Back to School Emotion Headquarters: Chances Are We've Got You Covered Whether You're Feeling Happy, Excited, or Just Plain Freaked Out
We're running the full gamut of emotions here at Douglas Back to School Headquarters.
We've got one kid who is both excited and nervous, one who is on anxiety overload, and two kids who are doing everything possible to ignore the fact that school is starting next week.
The nonchalance brothers are my middle two kids. They tend to be laid back about most things, but they're freaking me out with their devil-may-care attitude about heading back to school. They claim they don't need any school supplies. Not even a pen. And one of them says he doesn't need any new clothes either (this despite the fact that he's at least three or four inches taller than he was this time last year).
I guess he'll finally decide to head out and pick up some jeans on the first day when it's too cold to wear his shorts to school. It's his brother I'm more concerned about: the boy who will be moving away to college in four more days, and who hasn't started packing yet. (The year I headed off to university, I started packing in July. Granted I took way too much stuff. Maybe he's on the right track.)
My youngest is covering the anxiety beat for the family (okay, with a little help from me). I can't say I blame him for being a bit apprehensive about heading back to school even though I feel like he's going to be nurtured and supported and appreciated for who he is at his brand new school. I wouldn't be putting him back in school on any other terms. I know he's going to thrive at this school (or, I should say, I know it to the extent that it's possible for a mother's intuition to predict these things). He's just spent a couple of wonderfully happy weeks at the day camp run by this school. (He loved it so much that he went back and volunteered at the camp for an extra week.) But that was called "camp" and this is called "school." A simple word may be the only difference at work here, but a word like "school" changes everything to a child who has been terribly wounded in the past by that word.
My oldest is also excited and nervous. She's also starting college next week. She's had her textbooks and school supplies ready for weeks. Her worries are the very same kind she had back when she was in kindergarten ("What if I can't find my classes?") but this time she's all grown up. At least this time around, I don't have to worry about her heading home on the wrong school bus -- like I did when she was four-years-old. She's going to be driving herself back and forth to school. Of course, that brings up a whole different set of worries.

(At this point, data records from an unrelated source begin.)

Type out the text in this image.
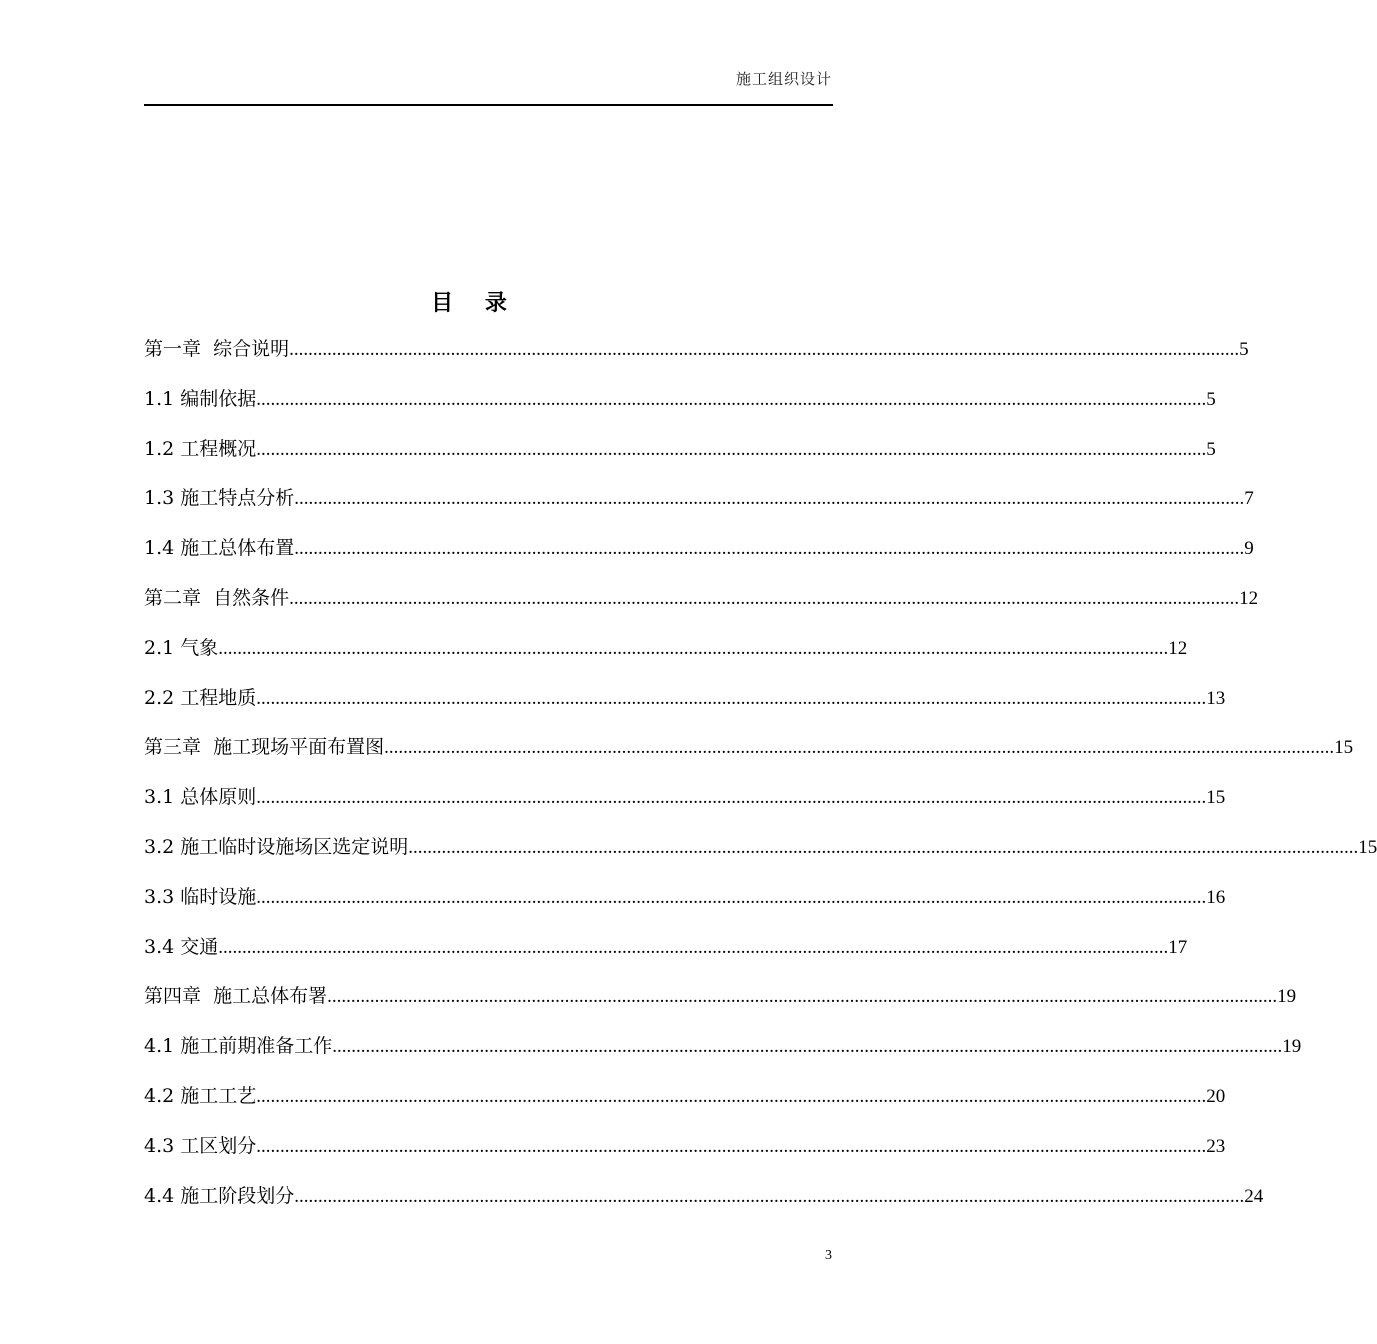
施工组织设计
目 录
第一章  综合说明 ........................................................................................................................................................................................................ 5
1.1 编制依据 ........................................................................................................................................................................................................ 5
1.2 工程概况 ........................................................................................................................................................................................................ 5
1.3 施工特点分析 ........................................................................................................................................................................................................ 7
1.4 施工总体布置 ........................................................................................................................................................................................................ 9
第二章  自然条件 ........................................................................................................................................................................................................ 12
2.1 气象 ........................................................................................................................................................................................................ 12
2.2 工程地质 ........................................................................................................................................................................................................ 13
第三章  施工现场平面布置图 ........................................................................................................................................................................................................ 15
3.1 总体原则 ........................................................................................................................................................................................................ 15
3.2 施工临时设施场区选定说明 ........................................................................................................................................................................................................ 15
3.3 临时设施 ........................................................................................................................................................................................................ 16
3.4 交通 ........................................................................................................................................................................................................ 17
第四章  施工总体布署 ........................................................................................................................................................................................................ 19
4.1 施工前期准备工作 ........................................................................................................................................................................................................ 19
4.2 施工工艺 ........................................................................................................................................................................................................ 20
4.3 工区划分 ........................................................................................................................................................................................................ 23
4.4 施工阶段划分 ........................................................................................................................................................................................................ 24
3
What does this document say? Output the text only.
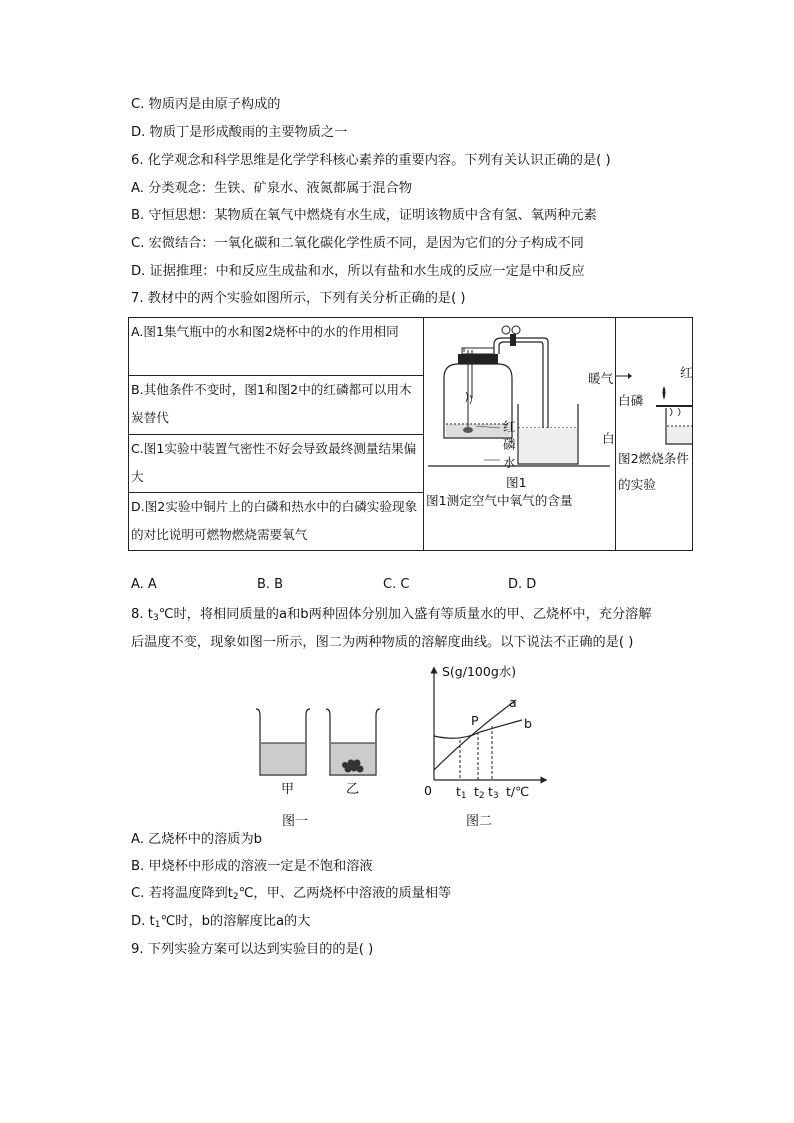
C. 物质丙是由原子构成的
D. 物质丁是形成酸雨的主要物质之一
6. 化学观念和科学思维是化学学科核心素养的重要内容。下列有关认识正确的是( )
A. 分类观念：生铁、矿泉水、液氮都属于混合物
B. 守恒思想：某物质在氧气中燃烧有水生成，证明该物质中含有氢、氧两种元素
C. 宏微结合：一氧化碳和二氧化碳化学性质不同，是因为它们的分子构成不同
D. 证据推理：中和反应生成盐和水，所以有盐和水生成的反应一定是中和反应
7. 教材中的两个实验如图所示，下列有关分析正确的是( )
A.图1集气瓶中的水和图2烧杯中的水的作用相同	
红
磷
水
图1
图1测定空气中氧气的含量

暖气
白磷
白
红
图2燃烧条件的实验

B.其他条件不变时，图1和图2中的红磷都可以用木炭替代
C.图1实验中装置气密性不好会导致最终测量结果偏大
D.图2实验中铜片上的白磷和热水中的白磷实验现象的对比说明可燃物燃烧需要氧气
A. A	B. B	C. C	D. D
8. $t_3℃$时，将相同质量的a和b两种固体分别加入盛有等质量水的甲、乙烧杯中，充分溶解
后温度不变，现象如图一所示，图二为两种物质的溶解度曲线。以下说法不正确的是( )
甲	乙
图一
S(g/100g水)
0
P
a
b
$t_1$ $t_2$ $t_3$ t/℃
图二
A. 乙烧杯中的溶质为b
B. 甲烧杯中形成的溶液一定是不饱和溶液
C. 若将温度降到$t_2℃$，甲、乙两烧杯中溶液的质量相等
D. $t_1℃$时，b的溶解度比a的大
9. 下列实验方案可以达到实验目的的是( )
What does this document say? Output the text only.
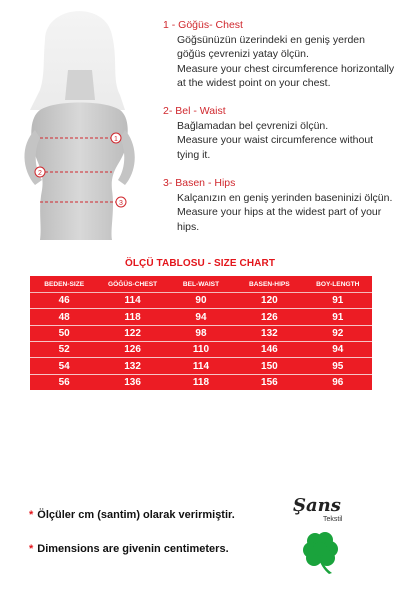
1
2
3

1 - Göğüs- Chest

Göğsünüzün üzerindeki en geniş yerden göğüs çevrenizi yatay ölçün.

Measure your chest circumference horizontally at the widest point on your chest.

2- Bel - Waist

Bağlamadan bel çevrenizi ölçün.

Measure your waist circumference without tying it.

3- Basen - Hips

Kalçanızın en geniş yerinden baseninizi ölçün.

Measure your hips at the widest part of your hips.

ÖLÇÜ TABLOSU - SIZE CHART
BEDEN-SIZE	GÖĞÜS-CHEST	BEL-WAIST	BASEN-HIPS	BOY-LENGTH
46	114	90	120	91
48	118	94	126	91
50	122	98	132	92
52	126	110	146	94
54	132	114	150	95
56	136	118	156	96
* Ölçüler cm (santim) olarak verirmiştir.
* Dimensions are givenin centimeters.
Şans
Tekstil
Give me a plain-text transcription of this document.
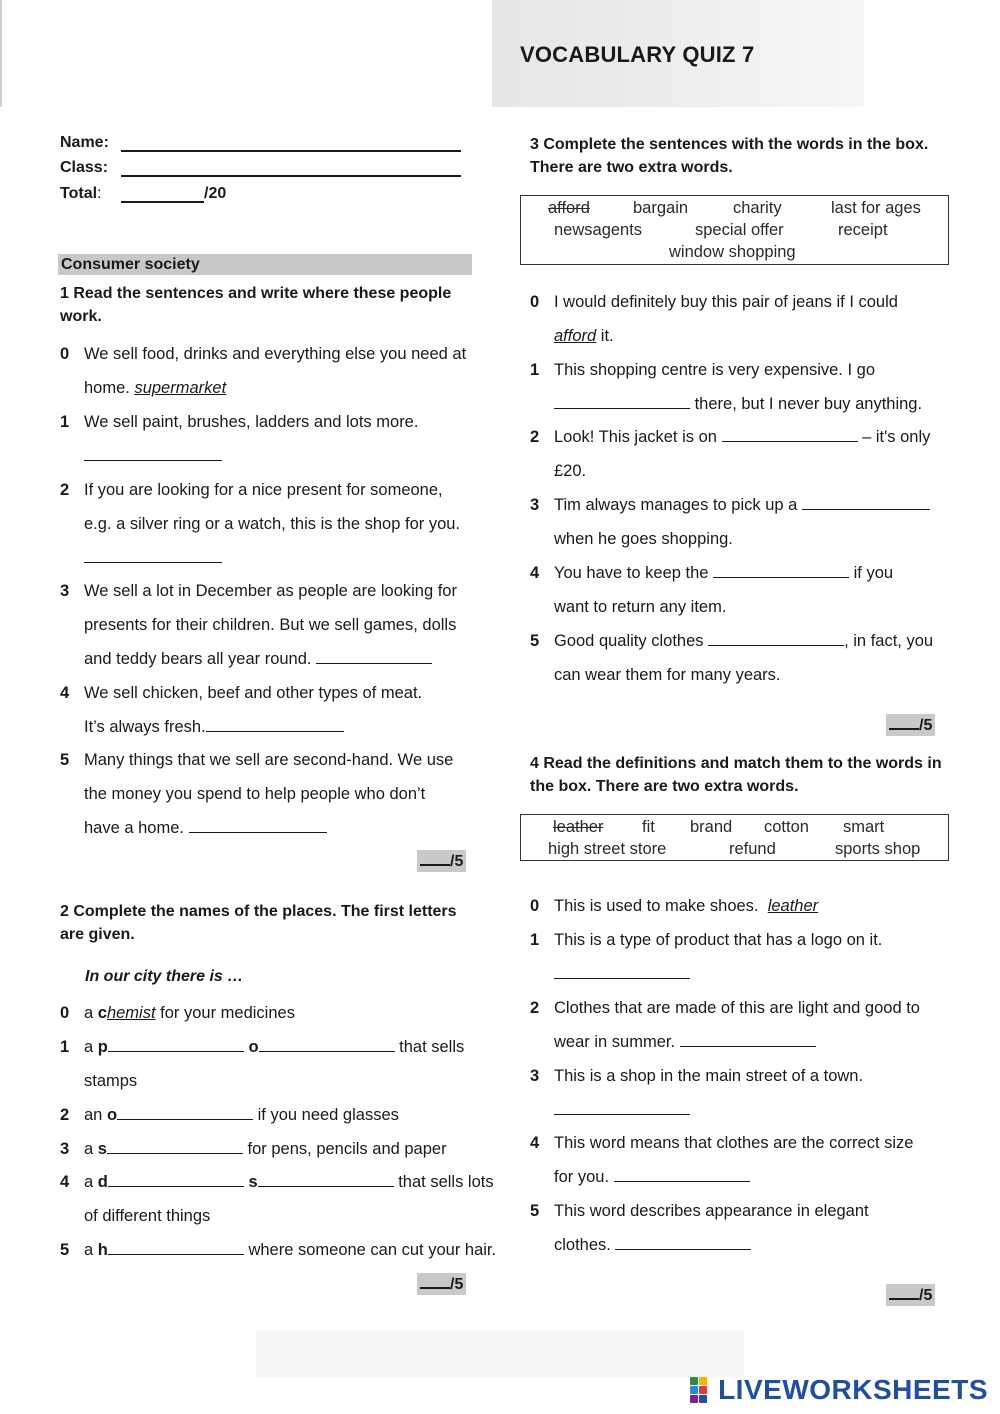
VOCABULARY QUIZ 7
Name:
Class:
Total:	/20
Consumer society
1 Read the sentences and write where these people work.
0 We sell food, drinks and everything else you need at
home. supermarket
1 We sell paint, brushes, ladders and lots more.
2 If you are looking for a nice present for someone,
e.g. a silver ring or a watch, this is the shop for you.
3 We sell a lot in December as people are looking for
presents for their children. But we sell games, dolls
and teddy bears all year round.
4 We sell chicken, beef and other types of meat.
It’s always fresh.
5 Many things that we sell are second-hand. We use
the money you spend to help people who don’t
have a home.
/5
2 Complete the names of the places. The first letters are given.
In our city there is …
0 a chemist for your medicines
1 a p	o	that sells
stamps
2 an o	if you need glasses
3 a s	for pens, pencils and paper
4 a d	s	that sells lots
of different things
5 a h	where someone can cut your hair.
/5
3 Complete the sentences with the words in the box. There are two extra words.
afford	bargain	charity	last for ages
newsagents	special offer	receipt
window shopping
0 I would definitely buy this pair of jeans if I could
afford it.
1 This shopping centre is very expensive. I go
there, but I never buy anything.
2 Look! This jacket is on	– it's only
£20.
3 Tim always manages to pick up a
when he goes shopping.
4 You have to keep the	if you
want to return any item.
5 Good quality clothes	, in fact, you
can wear them for many years.
/5
4 Read the definitions and match them to the words in the box. There are two extra words.
leather fit brand cotton smart
high street store	refund	sports shop
0 This is used to make shoes. leather
1 This is a type of product that has a logo on it.
2 Clothes that are made of this are light and good to
wear in summer.
3 This is a shop in the main street of a town.
4 This word means that clothes are the correct size
for you.
5 This word describes appearance in elegant
clothes.
/5
LIVEWORKSHEETS
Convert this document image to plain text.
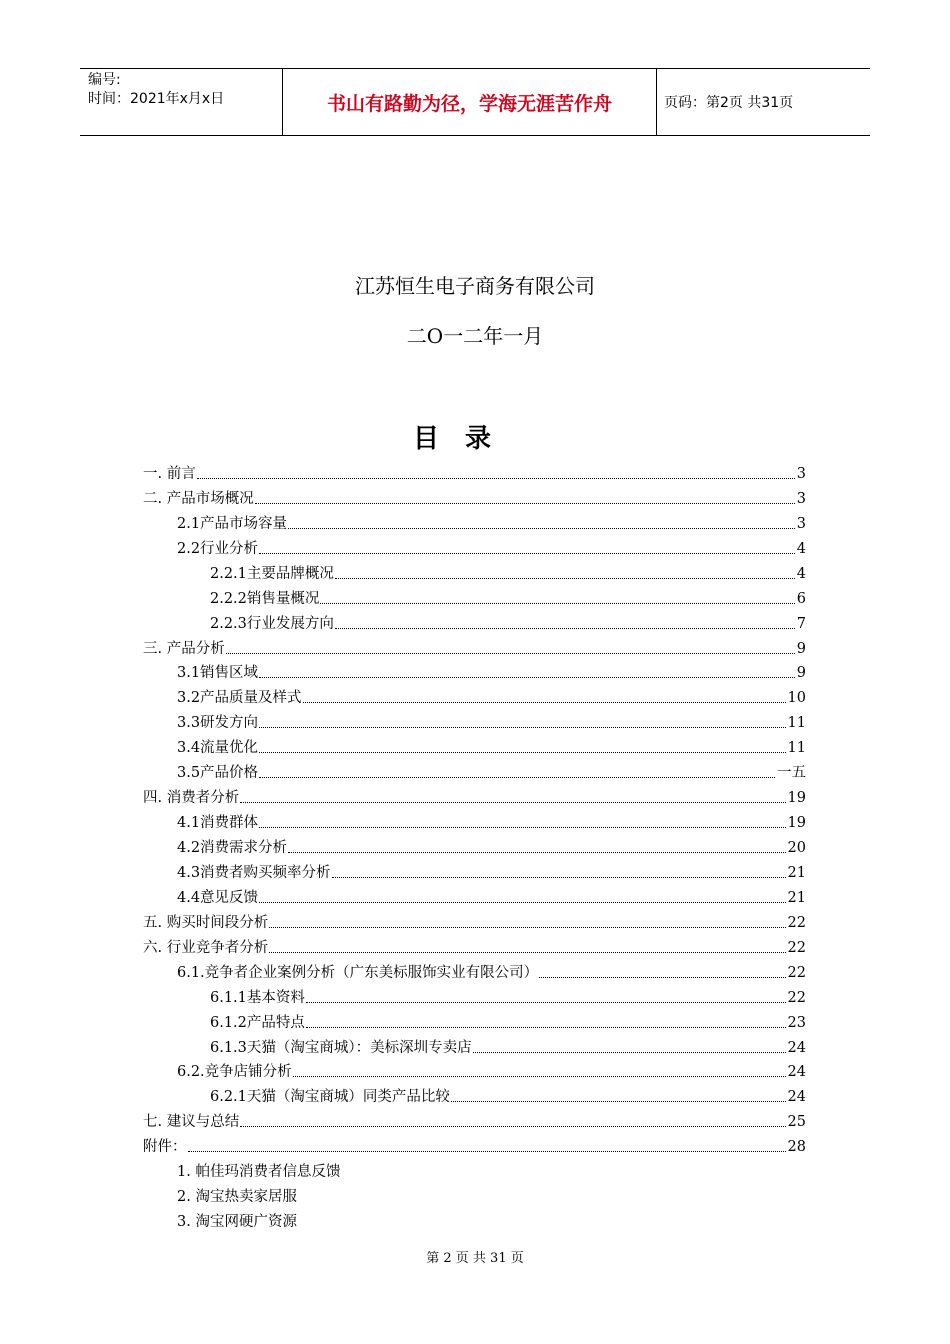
编号:
时间：2021年x月x日	书山有路勤为径，学海无涯苦作舟	页码：第2页 共31页
江苏恒生电子商务有限公司
二O一二年一月
目录
一. 前言	3
二. 产品市场概况	3
2.1产品市场容量	3
2.2行业分析	4
2.2.1主要品牌概况	4
2.2.2销售量概况	6
2.2.3行业发展方向	7
三. 产品分析	9
3.1销售区域	9
3.2产品质量及样式	10
3.3研发方向	11
3.4流量优化	11
3.5产品价格	一五
四. 消费者分析	19
4.1消费群体	19
4.2消费需求分析	20
4.3消费者购买频率分析	21
4.4意见反馈	21
五. 购买时间段分析	22
六. 行业竞争者分析	22
6.1.竞争者企业案例分析（广东美标服饰实业有限公司）	22
6.1.1基本资料	22
6.1.2产品特点	23
6.1.3天猫（淘宝商城）：美标深圳专卖店	24
6.2.竞争店铺分析	24
6.2.1天猫（淘宝商城）同类产品比较	24
七. 建议与总结	25
附件：	28
1. 帕佳玛消费者信息反馈
2. 淘宝热卖家居服
3. 淘宝网硬广资源
第 2 页 共 31 页
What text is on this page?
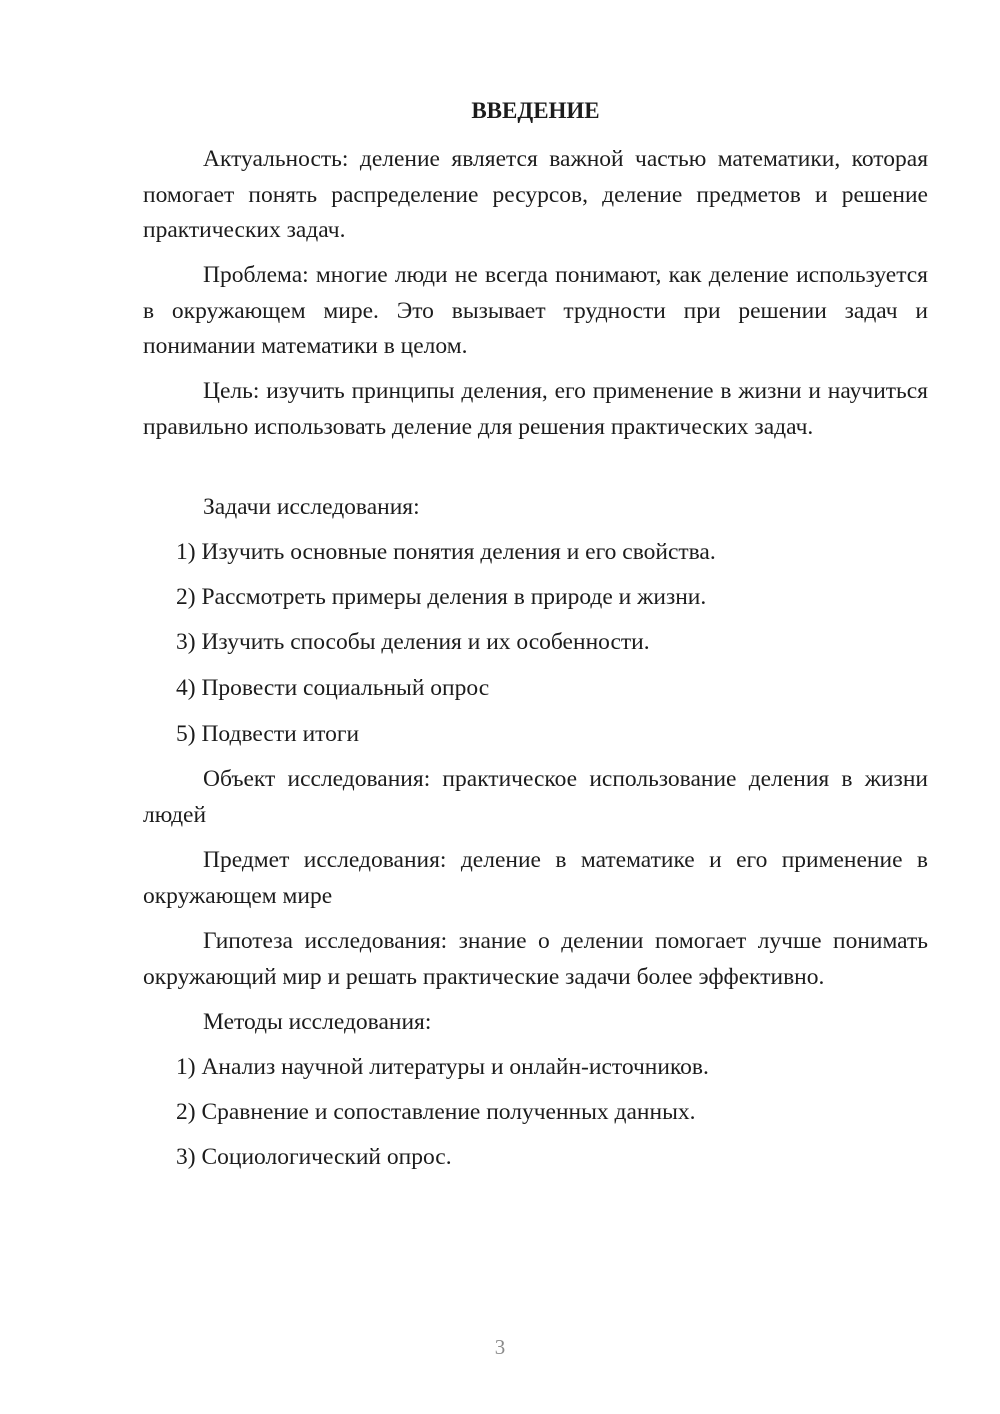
ВВЕДЕНИЕ

Актуальность: деление является важной частью математики, которая помогает понять распределение ресурсов, деление предметов и решение практических задач.

Проблема: многие люди не всегда понимают, как деление используется в окружающем мире. Это вызывает трудности при решении задач и понимании математики в целом.

Цель: изучить принципы деления, его применение в жизни и научиться правильно использовать деление для решения практических задач.

Задачи исследования:

1) Изучить основные понятия деления и его свойства.

2) Рассмотреть примеры деления в природе и жизни.

3) Изучить способы деления и их особенности.

4) Провести социальный опрос

5) Подвести итоги

Объект исследования: практическое использование деления в жизни людей

Предмет исследования: деление в математике и его применение в окружающем мире

Гипотеза исследования: знание о делении помогает лучше понимать окружающий мир и решать практические задачи более эффективно.

Методы исследования:

1) Анализ научной литературы и онлайн-источников.

2) Сравнение и сопоставление полученных данных.

3) Социологический опрос.

3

Hey, maybe I should just keep these worry lists on my computer and file them away and pull them up at the appropriate time so I don't forget to worry about something at the appropriate time. You know: JK worries, SK worries, first birthday party worries, first best friend worries, first sleepover worries, starting a new school worries, new driver worries, college worries, first job worries, etc. I'm just not sure I have enough space on my hard-drive. I'll have to continue to rely on my main operating system -- mom memory. So far, that system seems to be doing a very thorough job of resurrecting just the right worries at just the right time.